The odd thing about Rendon is how he existed in relative obscurity before 2019 despite his occasional flashes of superstardom.
To wit, he wasn't selected to a single All-Star team between 2014 and 2018 despite ranking 10th in the National League in WAR during that span. He was particularly outstanding in 2017 and 2018, across which he hit .305/.389/.534 with 137 extra-base hits.
Having to share the spotlight with better-known teammates such as Bryce Harper and Max Scherzer didn't do Rendon's star power any favors. He also never went out of his way to seek attention—let's just assume he didn't expect his hot take about baseball being "too long and boring" to go viral in 2014—and his style of play was more effective than it was flashy.
All the while, however, Rendon was making gradual improvements that made his big break an inevitability.
Take his plate approach, for instance. He began his career as a disciplined yet passive hitter. But over time, the gap between his in-zone and out-of-zone swing rates has gotten wider. The former has increased, while the latter has remained steady:
There are better hitters than Rendon in Major League Baseball. Anyone who doesn't want to take, say, the word of OPS+ for that can take it from Statcast's xwOBA metric. It rated Mike Trout, Cody Bellinger, Christian Yelich and Nelson Cruz ahead of Rendon in 2019.
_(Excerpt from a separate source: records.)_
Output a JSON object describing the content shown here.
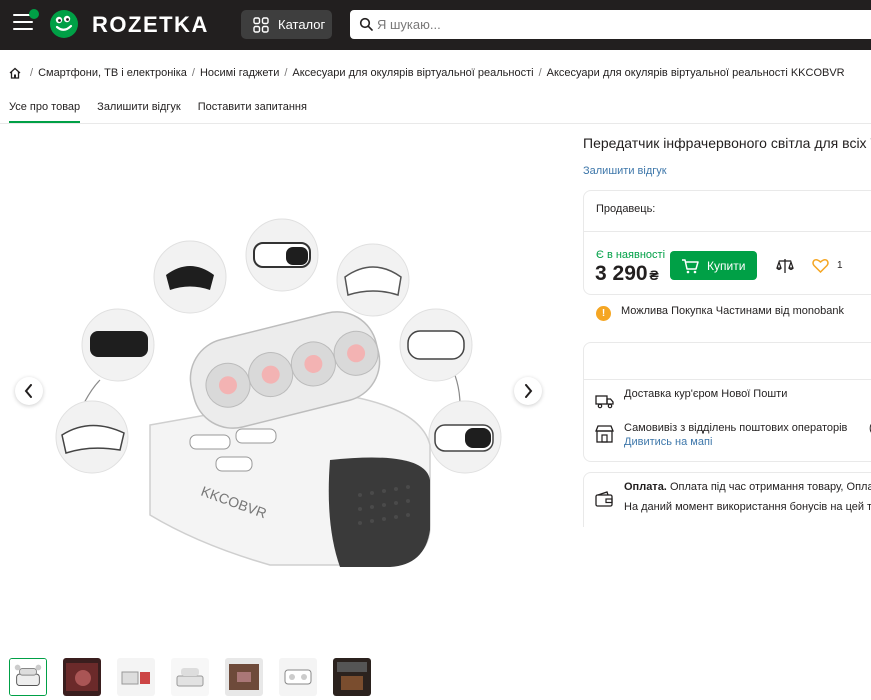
{
  "header": {
    "logo_text": "ROZETKA",
    "catalog_label": "Каталог",
    "search_placeholder": "Я шукаю..."
  },
  "breadcrumbs": [
    "Смартфони, ТВ і електроніка",
    "Носимі гаджети",
    "Аксесуари для окулярів віртуальної реальності",
    "Аксесуари для окулярів віртуальної реальності KKCOBVR"
  ],
  "tabs": [
    {
      "label": "Усе про товар",
      "active": true
    },
    {
      "label": "Залишити відгук",
      "active": false
    },
    {
      "label": "Поставити запитання",
      "active": false
    }
  ],
  "product": {
    "title": "Передатчик інфрачервоного світла для всіх VR",
    "review_link": "Залишити відгук",
    "image_brand": "KKCOBVR",
    "seller_label": "Продавець:",
    "stock_status": "Є в наявності",
    "price": "3 290",
    "currency": "₴",
    "buy_label": "Купити",
    "wishlist_count": "1",
    "monobank_text": "Можлива Покупка Частинами від monobank"
  },
  "delivery": {
    "courier": "Доставка кур'єром Нової Пошти",
    "pickup": "Самовивіз з відділень поштових операторів",
    "map_link": "Дивитись на мапі",
    "edge_char": "("
  },
  "payment": {
    "label": "Оплата.",
    "text": "Оплата під час отримання товару, Оплата на",
    "bonus": "На даний момент використання бонусів на цей товар"
  },
  "colors": {
    "header_bg": "#221f1f",
    "accent_green": "#00a046",
    "link_blue": "#3e77aa"
  }
}
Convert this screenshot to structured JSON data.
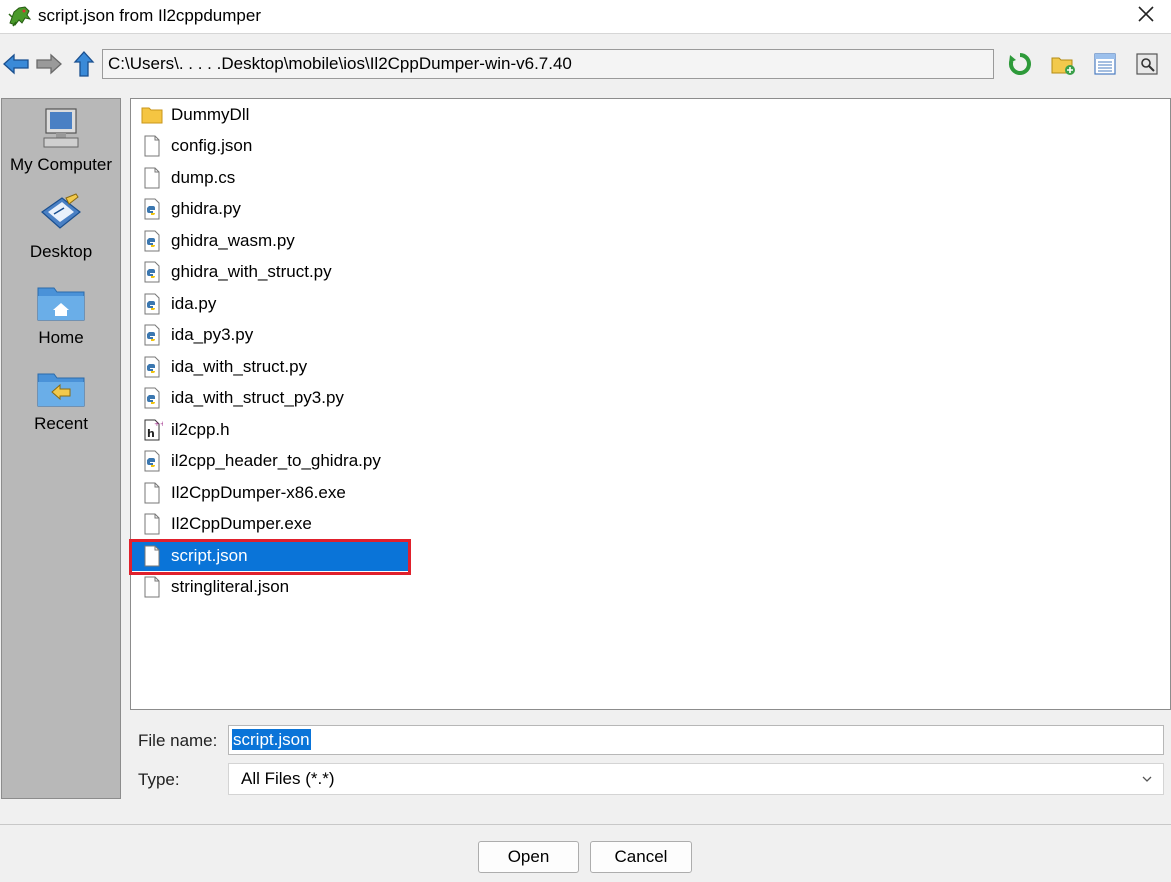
{
  "window": {
    "title": "script.json from Il2cppdumper",
    "close_glyph": "✕"
  },
  "toolbar": {
    "path": "C:\\Users\\.  .    .  . .Desktop\\mobile\\ios\\Il2CppDumper-win-v6.7.40",
    "icons": [
      "back-arrow-icon",
      "forward-arrow-icon",
      "up-arrow-icon",
      "refresh-icon",
      "new-folder-icon",
      "list-view-icon",
      "details-view-icon"
    ]
  },
  "sidebar": {
    "items": [
      {
        "label": "My Computer",
        "icon": "computer-icon"
      },
      {
        "label": "Desktop",
        "icon": "desktop-icon"
      },
      {
        "label": "Home",
        "icon": "home-folder-icon"
      },
      {
        "label": "Recent",
        "icon": "recent-folder-icon"
      }
    ]
  },
  "files": [
    {
      "name": "DummyDll",
      "type": "folder"
    },
    {
      "name": "config.json",
      "type": "file"
    },
    {
      "name": "dump.cs",
      "type": "file"
    },
    {
      "name": "ghidra.py",
      "type": "python"
    },
    {
      "name": "ghidra_wasm.py",
      "type": "python"
    },
    {
      "name": "ghidra_with_struct.py",
      "type": "python"
    },
    {
      "name": "ida.py",
      "type": "python"
    },
    {
      "name": "ida_py3.py",
      "type": "python"
    },
    {
      "name": "ida_with_struct.py",
      "type": "python"
    },
    {
      "name": "ida_with_struct_py3.py",
      "type": "python"
    },
    {
      "name": "il2cpp.h",
      "type": "header"
    },
    {
      "name": "il2cpp_header_to_ghidra.py",
      "type": "python"
    },
    {
      "name": "Il2CppDumper-x86.exe",
      "type": "file"
    },
    {
      "name": "Il2CppDumper.exe",
      "type": "file"
    },
    {
      "name": "script.json",
      "type": "file",
      "selected": true
    },
    {
      "name": "stringliteral.json",
      "type": "file"
    }
  ],
  "form": {
    "file_name_label": "File name:",
    "file_name_value": "script.json",
    "type_label": "Type:",
    "type_value": "All Files (*.*)"
  },
  "buttons": {
    "open": "Open",
    "cancel": "Cancel"
  },
  "colors": {
    "selection": "#0a74d8",
    "highlight_box": "#e0202c",
    "sidebar": "#b8b8b8"
  }
}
Yet Rendon might be baseball's most efficient hitter right now. As in, he's arguably the best at picking battles he can win when he's at the plate. That he's also clutch is a nice bonus.
Rendon's defense is still another nice bonus. He hasn't been and may never be a Gold Glover, but metrics such as defensive runs saved (plus-18) and ultimate zone rating (plus-32.1) have scored him as an above-average third baseman.
Per Manny Machado's 10-year, $300 million contract with the San Diego Padres and Nolan Arenado's eight-year, $260 million pact with the Colorado Rockies, the going rate for a superstar third baseman is a long-term contract worth roughly $30 million per year.
Because Rendon is older than Machado (who was 26) and Arenado (who was 27) were when they signed their deals, he likely won't match the length of their contracts in his next one. A seven-year term is probably the best he can do.
Still, a contract of that length at $30 million per year would at least get him to where Washington's initial offer was. If he can convince one team to match Arenado's average annual value of $32 million, he'd be looking at a $224 million guarantee.
Unless, of course, Rendon has other ideas. According to ESPN's Buster Olney, "some friends" believe he might prefer a shorter deal with a higher AAV. Such a contract would have to be in the range of five years at $40-45 million per to get his total guarantee into the $200 million neighborhood.
Whatever the case, basically the only thing Rendon will have working against him in free agency is his connection to draft-pick compensation, which he'll secure as soon as he rejects his qualifying offer.
Otherwise, he has everything a team could ever want in a third baseman and franchise cornerstone.